Da infante ero una grande appassionata del fumetto di Zio
Paperone e sognavo di possedere, o anche solo di tuffarmi, in una piscina piena
di soldi. Ero consapevole che ciò non solo non sarebbe mai accaduto, ma che non
sarebbe stato possibile per nessuno. Inoltre non è nemmeno igienico. Eppure
l’evoluzione del mondo ci porta a spostarci proprio su quell’asse che
ritenevamo impossibile. Oggi infatti è possibile nuotare o remare o approdare
sulle cosiddette isole di plastica. Nulla di idilliaco, però. Si tratta della
dislocazione di un ammasso di immondizia concentrato nel Pacifico a causa delle
intense correnti. Il Pacific Trash Vortex o Great Pacific Garbage Patch è un
concentrato di plastica che galleggia nel bel mezzo dell’oceano Pacifico. La
sua espansione è in crescita e le immagini si rivelano esaustive.
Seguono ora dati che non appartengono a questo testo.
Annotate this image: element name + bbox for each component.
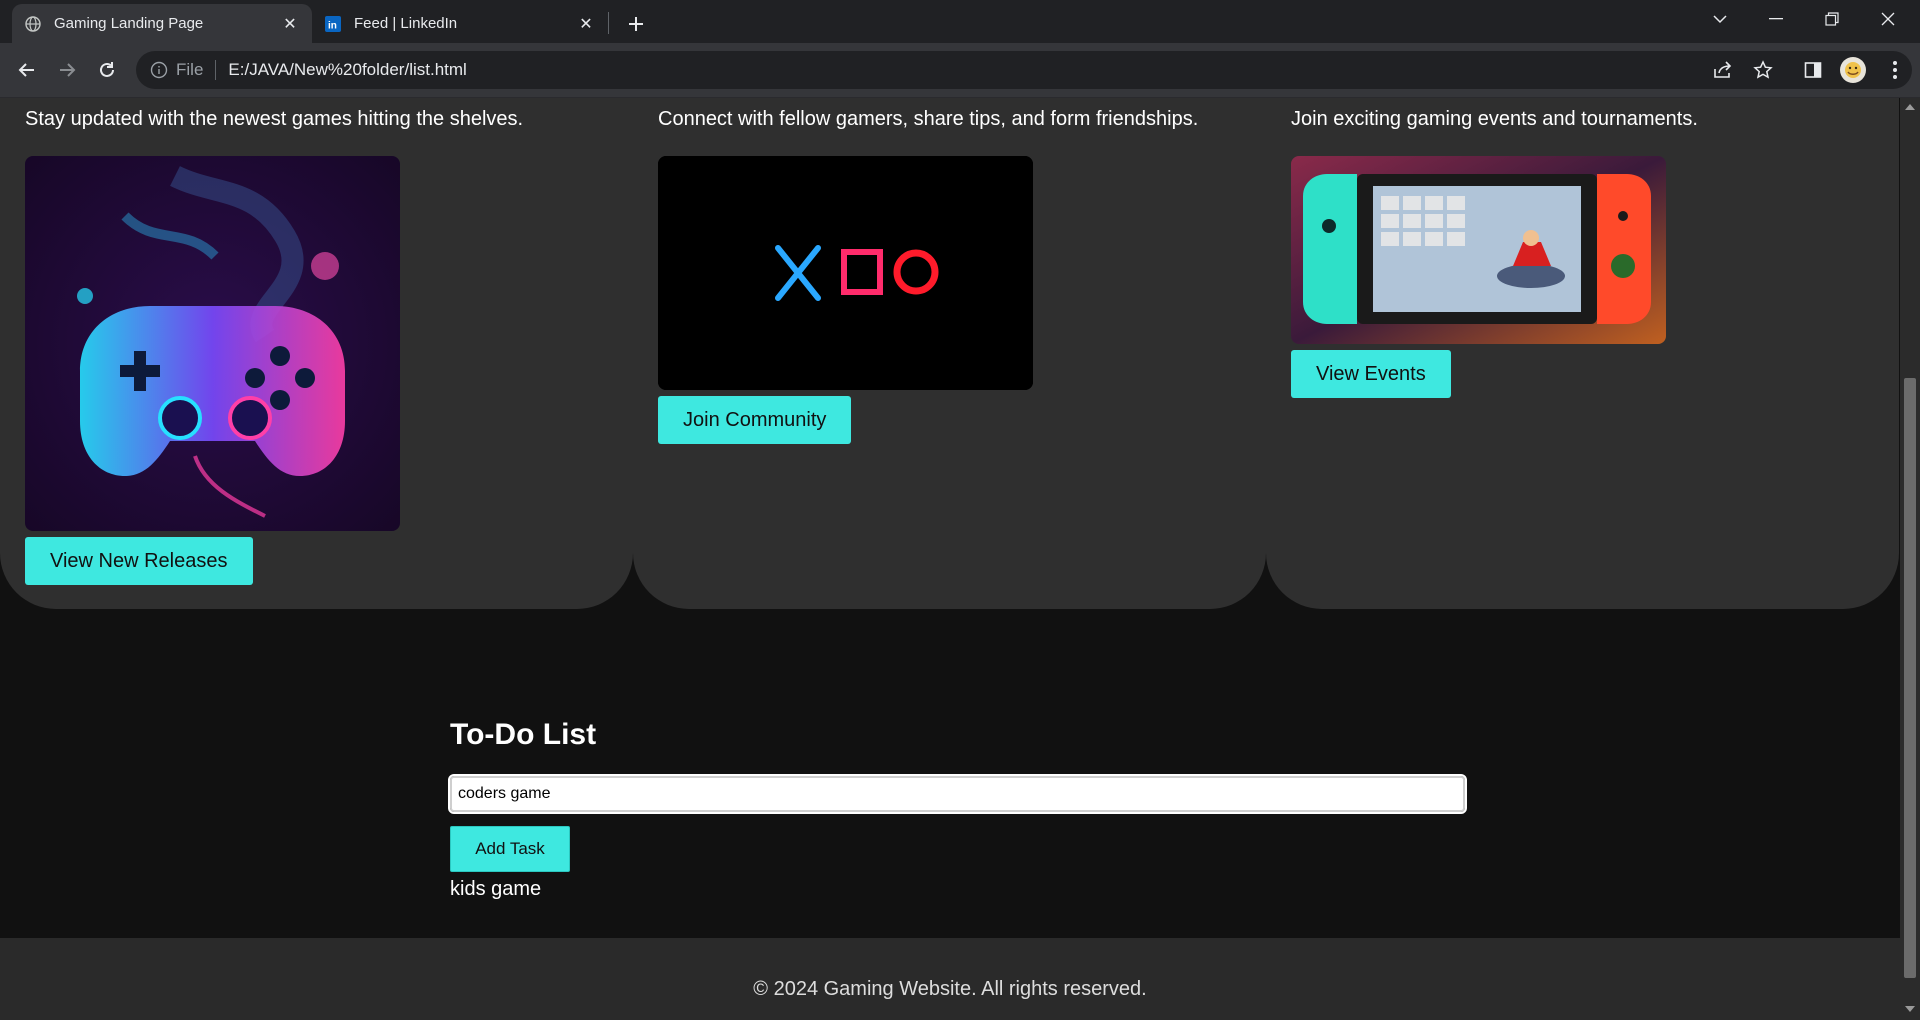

Tutto è cominciato negli anni Cinquanta (ma ne è stata data
segnalazione solo negli anni Ottanta) sotto l’effetto della corrente oceanica
denominata Vortice subtropicale del Nord Pacifico, ma i colpevoli sono gli
esseri umani.
Anche l’oceano Atlantico ha la sua isola di plastica che
irretisce tartarughe ed uccelli, i quali se ne nutrono poiché simili a meduse o
pesci e periscono per soffocamento.
Non è materiale biodegradabile e, sottoposto all’azione
delle correnti, si frantuma inquinando notevolmente i mari e investendo
l’intera catena alimentare. Tali rifiuti marini hanno un loro ciclo mortale:
essi subiscono un’abrasione costante che deriva dal vento, dal moto ondoso, dal
calore e dai raggi ultravioletti del sole. Tonnellate di plastica galleggiano
nei nostri oceani e costantemente disperdono in acqua una specie di neve, ossia
la loro stessa frammentazione.
Da dove viene questa spazzatura? Perdite di carico dalle
navi container e antiambientalista scelta di gettare i rifiuti in mare.
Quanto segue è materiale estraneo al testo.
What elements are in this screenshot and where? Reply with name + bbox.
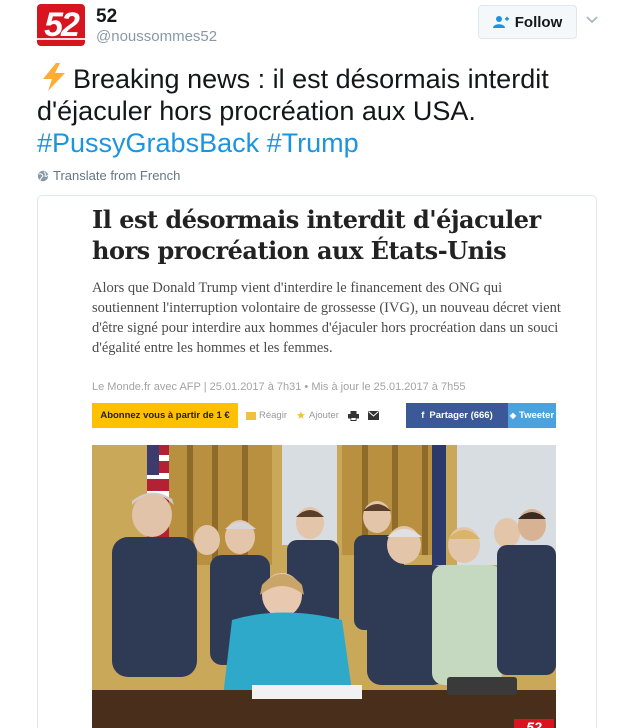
article-photo: 52 [92, 445, 556, 728]
brand-logo-badge: 52 [514, 719, 554, 728]
hashtag-link[interactable]: #PussyGrabsBack [37, 128, 259, 158]
tweet-share-button[interactable]: ◆ Tweeter [508, 403, 556, 428]
print-button[interactable] [348, 403, 359, 428]
article-lede: Alors que Donald Trump vient d'interdire… [92, 280, 561, 356]
translate-link[interactable]: Translate from French [37, 168, 180, 183]
hashtag-link[interactable]: #Trump [267, 128, 359, 158]
chevron-down-icon[interactable] [585, 14, 599, 26]
translate-label: Translate from French [53, 168, 181, 183]
tweet-header: 52 52 @noussommes52 Follow [0, 0, 623, 58]
avatar-text: 52 [44, 5, 80, 44]
twitter-bird-icon: ◆ [509, 411, 516, 420]
follow-button[interactable]: Follow [478, 5, 577, 39]
article-toolbar: Abonnez vous à partir de 1 € Réagir ★ Aj… [92, 403, 556, 428]
article-title: Il est désormais interdit d'éjaculer hor… [92, 205, 541, 265]
globe-icon [37, 170, 49, 181]
react-label: Réagir [259, 410, 287, 421]
facebook-icon: f [421, 410, 425, 421]
react-button[interactable]: Réagir [246, 403, 287, 428]
tweet-text: Breaking news : il est désormais interdi… [37, 62, 597, 159]
follow-label: Follow [514, 13, 563, 31]
telephone [447, 677, 517, 695]
add-label: Ajouter [308, 410, 339, 421]
subscribe-button[interactable]: Abonnez vous à partir de 1 € [92, 403, 238, 428]
facebook-share-button[interactable]: f Partager (666) [406, 403, 508, 428]
lightning-bolt-icon [43, 63, 65, 91]
add-button[interactable]: ★ Ajouter [296, 403, 339, 428]
avatar[interactable]: 52 [37, 4, 85, 46]
account-handle[interactable]: @noussommes52 [96, 28, 217, 45]
comment-icon [246, 411, 256, 420]
media-card[interactable]: Il est désormais interdit d'éjaculer hor… [37, 195, 597, 728]
facebook-share-label: Partager (666) [429, 410, 493, 421]
envelope-icon [368, 411, 379, 420]
tweet-line-1: Breaking news : il est désormais interdi… [73, 64, 549, 94]
star-icon: ★ [296, 410, 306, 422]
tweet-share-label: Tweeter [518, 410, 555, 421]
article-byline: Le Monde.fr avec AFP | 25.01.2017 à 7h31… [92, 381, 466, 393]
print-icon [348, 410, 359, 421]
email-button[interactable] [368, 403, 379, 428]
document [252, 685, 362, 699]
account-name[interactable]: 52 [96, 6, 117, 28]
oval-office-photo [92, 445, 556, 728]
air-force-flag [432, 445, 446, 565]
add-user-icon [492, 15, 509, 29]
tweet-line-2: d'éjaculer hors procréation aux USA. [37, 96, 476, 126]
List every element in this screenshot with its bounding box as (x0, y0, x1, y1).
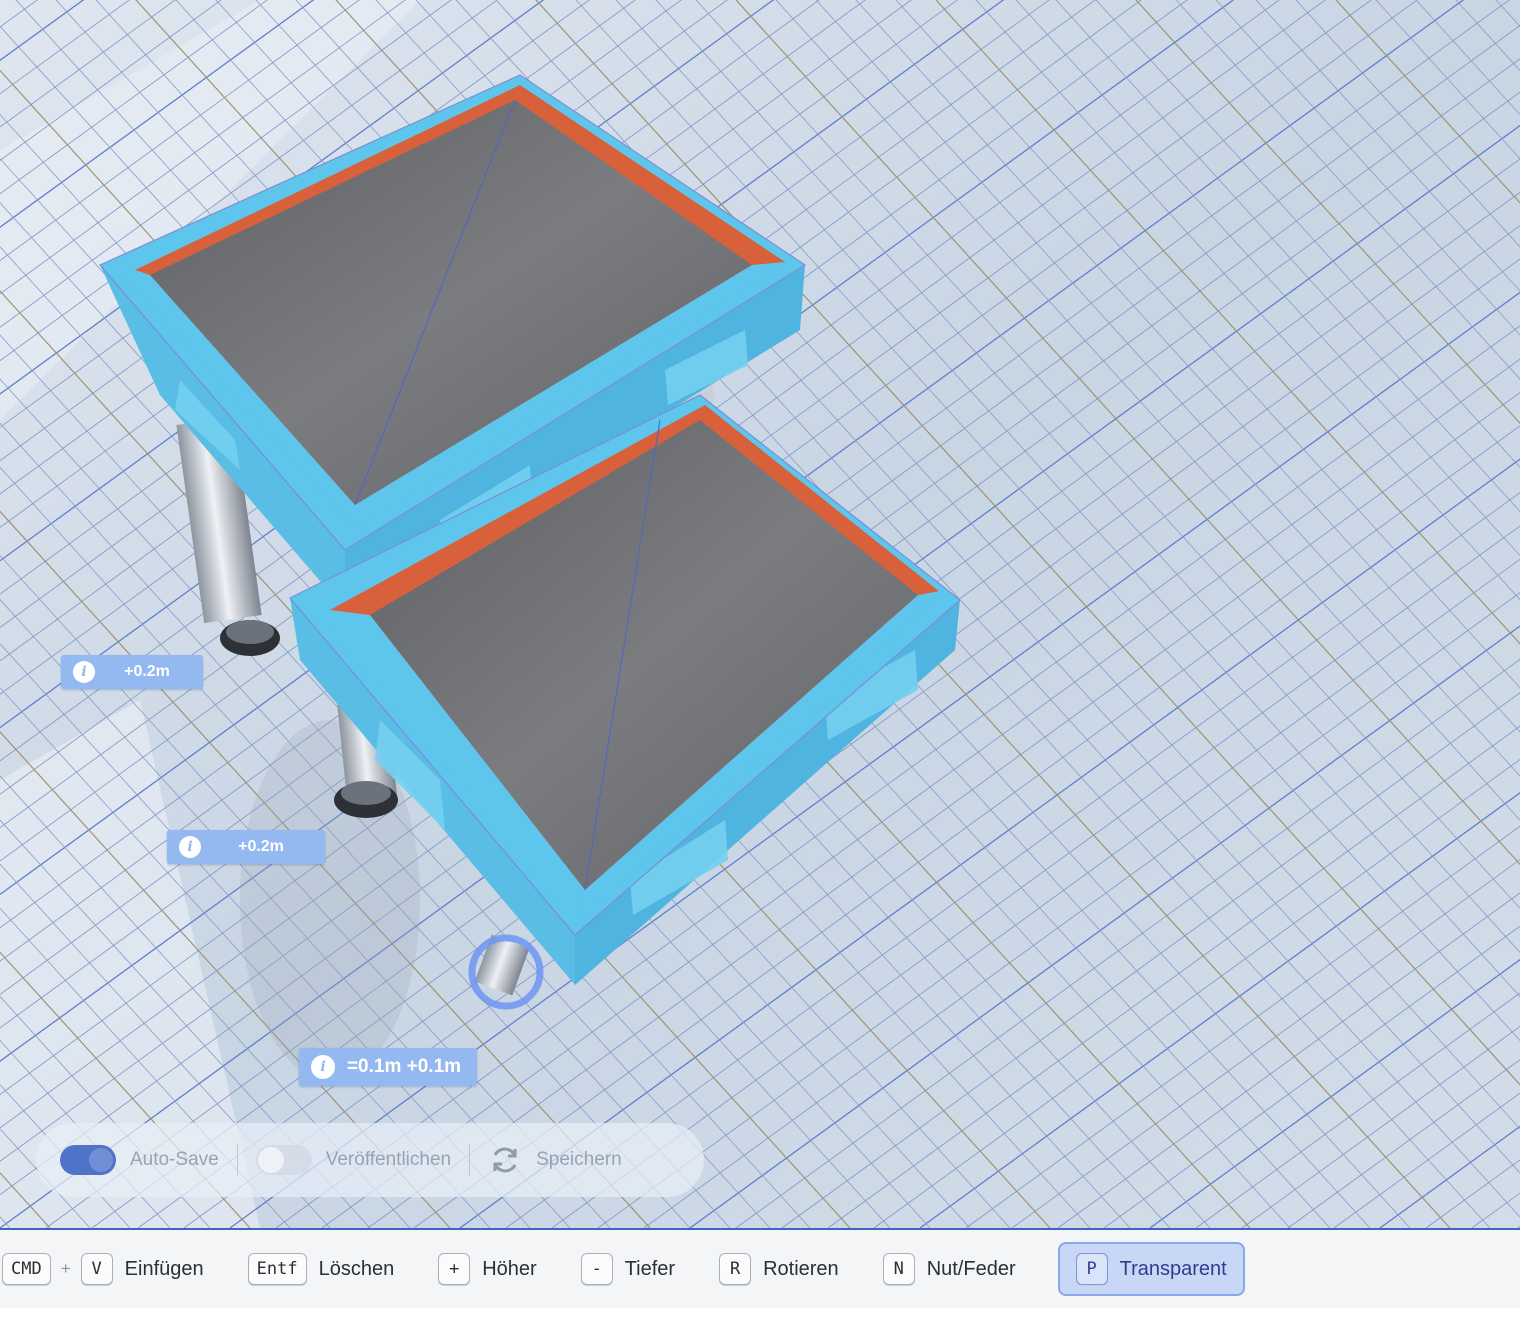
save-button[interactable]: Speichern (536, 1149, 622, 1171)
shortcut-label: Rotieren (763, 1257, 839, 1280)
bottom-strip (0, 1308, 1520, 1330)
autosave-label: Auto-Save (130, 1149, 219, 1170)
measurement-value: +0.2m (238, 838, 284, 855)
shortcut-lower[interactable]: - Tiefer (579, 1242, 691, 1296)
shortcut-label: Transparent (1119, 1257, 1227, 1280)
key-cap: P (1075, 1253, 1108, 1285)
shortcut-label: Löschen (318, 1257, 395, 1280)
sync-icon[interactable] (488, 1143, 522, 1177)
key-joiner: + (60, 1259, 71, 1278)
info-icon: i (179, 836, 201, 858)
shortcut-rotate[interactable]: R Rotieren (717, 1242, 855, 1296)
publish-label: Veröffentlichen (325, 1149, 452, 1170)
shortcut-transparent[interactable]: P Transparent (1057, 1242, 1245, 1296)
measurement-label[interactable]: i =0.1m +0.1m (299, 1048, 477, 1086)
toggle-knob (257, 1147, 284, 1173)
key-cap: + (438, 1253, 471, 1285)
measurement-label[interactable]: i +0.2m (167, 830, 325, 864)
divider (236, 1144, 238, 1176)
toggle-knob (88, 1147, 114, 1173)
shortcut-label: Höher (482, 1257, 537, 1280)
key-cap: R (719, 1253, 752, 1285)
shortcut-paste[interactable]: CMD + V Einfügen (0, 1242, 220, 1296)
measurement-label[interactable]: i +0.2m (61, 655, 203, 689)
info-icon: i (311, 1055, 335, 1079)
measurement-value: +0.2m (124, 663, 170, 680)
key-cap: - (580, 1253, 613, 1285)
key-cap: Entf (247, 1253, 307, 1285)
shortcut-label: Tiefer (624, 1257, 676, 1280)
divider (469, 1144, 471, 1176)
3d-viewport[interactable] (0, 0, 1520, 1228)
shortcut-delete[interactable]: Entf Löschen (246, 1242, 411, 1296)
measurement-value: =0.1m +0.1m (346, 1056, 462, 1077)
shortcut-tongue-groove[interactable]: N Nut/Feder (881, 1242, 1032, 1296)
key-cap: CMD (2, 1253, 51, 1285)
publish-toggle[interactable] (255, 1145, 312, 1175)
autosave-toggle[interactable] (60, 1145, 116, 1175)
shortcut-label: Nut/Feder (926, 1257, 1016, 1280)
key-cap: N (882, 1253, 915, 1285)
save-bar: Auto-Save Veröffentlichen Speichern (36, 1123, 704, 1197)
shortcut-higher[interactable]: + Höher (436, 1242, 552, 1296)
shortcut-label: Einfügen (124, 1257, 204, 1280)
shortcut-bar: CMD + V Einfügen Entf Löschen + Höher - … (0, 1228, 1520, 1308)
info-icon: i (73, 661, 95, 683)
key-cap: V (80, 1253, 113, 1285)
Denominarle isole è un eufemismo volto ad attenuare la
gravità della situazione poiché questi aggregati plastici hanno un’estensione
più simile a quella di un continente. Cercavate Atlantide e Mu? Beh, ora ci
sono!
È un fenomeno con conseguenze tossiche e cancerogene
pericolosissime, ma che non tange la nostra sensibilità. I danni arrecati
all’ambiente e alla nostra salute sono ingenti e in crescita, le opere di
sensibilizzazione numerose, ma nemmeno un cenno di risposta da una forma di
vita che si millanta intelligente, quella umana.